A high-level security meeting to lay down strategies of eliminating cheating during this year’s Form Four examinations will be held on Monday.
The meeting, to be led by Education Cabinet Secretary Amina Mohamed at the Kenya School of Government, will be attended by close to 1,000 education and security officials.
Kenya Certificate of Secondary Education (KCSE) examination practicals begin on October 22 and end on November 1.
The practicals include French (oral and braille), German (oral), Arabic (oral), Kenyan Sign Language (practical signing skills), music (practical) and home science (foods and nutrition).
The officers, among them sub-county directors of education and deputy county commissioners, will receive keys for the 459 containers to be used to secure the examination materials.
They are the only people allowed to open the containers when the papers and other materials are being collected.
Also expected at the meeting are officers from the Teachers Service Commission and the Kenya National Examinations Council.

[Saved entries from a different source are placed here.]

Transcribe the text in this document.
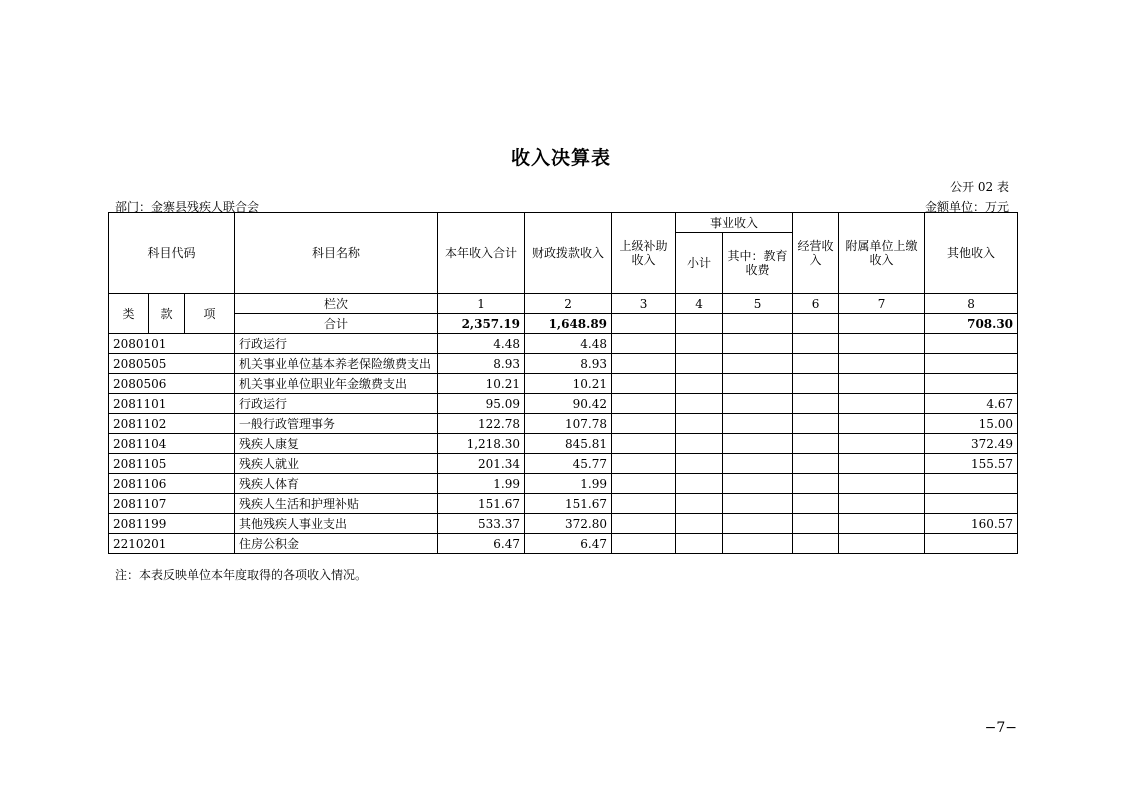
收入决算表
公开 02 表
部门：金寨县残疾人联合会	金额单位：万元
科目代码			科目名称	本年收入合计	财政拨款收入	上级补助收入	事业收入		经营收入	附属单位上缴收入	其他收入
							小计	其中：教育收费			
类	款	项	栏次	1	2	3	4	5	6	7	8
			合计	2,357.19	1,648.89						708.30
2080101			行政运行	4.48	4.48						
2080505			机关事业单位基本养老保险缴费支出	8.93	8.93						
2080506			机关事业单位职业年金缴费支出	10.21	10.21						
2081101			行政运行	95.09	90.42						4.67
2081102			一般行政管理事务	122.78	107.78						15.00
2081104			残疾人康复	1,218.30	845.81						372.49
2081105			残疾人就业	201.34	45.77						155.57
2081106			残疾人体育	1.99	1.99						
2081107			残疾人生活和护理补贴	151.67	151.67						
2081199			其他残疾人事业支出	533.37	372.80						160.57
2210201			住房公积金	6.47	6.47						
注：本表反映单位本年度取得的各项收入情况。
−7−
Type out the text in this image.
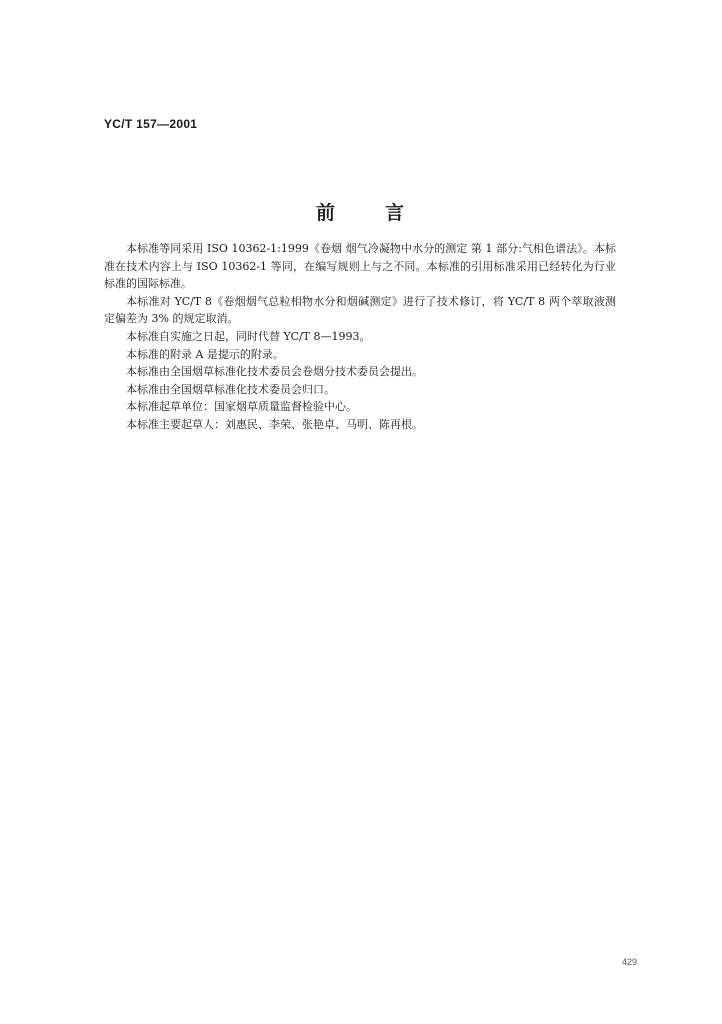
YC/T 157—2001
前	言

本标准等同采用 ISO 10362-1:1999《卷烟 烟气冷凝物中水分的测定 第 1 部分:气相色谱法》。本标准在技术内容上与 ISO 10362-1 等同，在编写规则上与之不同。本标准的引用标准采用已经转化为行业标准的国际标准。

本标准对 YC/T 8《卷烟烟气总粒相物水分和烟碱测定》进行了技术修订，将 YC/T 8 两个萃取液测定偏差为 3% 的规定取消。

本标准自实施之日起，同时代替 YC/T 8—1993。

本标准的附录 A 是提示的附录。

本标准由全国烟草标准化技术委员会卷烟分技术委员会提出。

本标准由全国烟草标准化技术委员会归口。

本标准起草单位：国家烟草质量监督检验中心。

本标准主要起草人：刘惠民、李荣、张艳卓、马明、陈再根。

429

According to Ms Mohamed, the materials will be dispatched to sub-counties under tight security.
“There will be enhanced security in areas mapped as high risk. We have held consultative meetings with the Ministry of Interior and other security agencies to ensure a seamless coordination and delivery of the 2018 national examination materials,” the minister said.
She said the papers would reach the designated centres within the set timeframe.
“Monitoring will be by vetted officers who would have been adequately briefed on examination regulations to ensure a process free of irregularities,” she said.
Focus has also shifted to northeastern Kenya.
There are reports of hostility to non-local teachers in order to create room for examination cheating.
The minister said thousands of students were affected by the clashes in Narok and Nakuru.
In Narok South Sub-County, a total of 13,476 pupils in 27 primary schools, including 1,087 candidates, were affected by the skirmishes.
“Six secondary schools with a total enrolment of 1,183, including 198 candidates are also affected,” the Cabinet Secretary told the National Assembly’s Education Committee.
In Narok North, 15 schools with 5,791 pupils, including 434 candidates, were affected, she said.
In Molo and Njoro sub-counties in Nakuru, 17 schools were affected.
The minister said several schools in Kibra Sub-County, Nairobi, were demolished as they had been built on road and railway reserves.
“A total of 15 schools with 258 candidates were affected by the demolitions. Alternative examination centres have been proposed,” Ms Mohamed said.
The minister added that calm has returned to Narok and Nakuru and expressed confidence that the KCSE and the Kenya Certificate of Primary Education examinations would go on without as planned.
She said more boys than girls would sit for the national examinations.
According to a report she presented to Parliament, a total of 531,548 boys will write the KCPE examination while the girls will be 529,155.
The 1,060,703 candidates will sit the examination in 27,161 centres.
The report also showed that 341,089 boys registered for the KCSE examination compared to 323,498 girls.
The 664,585 candidates will write their examination in 10,077 centres.
The registration of candidates for the 2018 KCPE and KCSE examinations took place from January 15 to March 7.
“Some 2,481 and 1,511 candidates with Special Needs registered for the KCPE and KCSE examinations respectively,” the minister said.
“Knec has put in place measures to ensure candidates with hearing impairment are provided with adapted examination papers. Partially blind candidates will be given large print examination materials while totally blind ones will get braille papers.”
She said centre managers, supervisors, invigilators and security personnel will be deployed to the schools and dispatch points.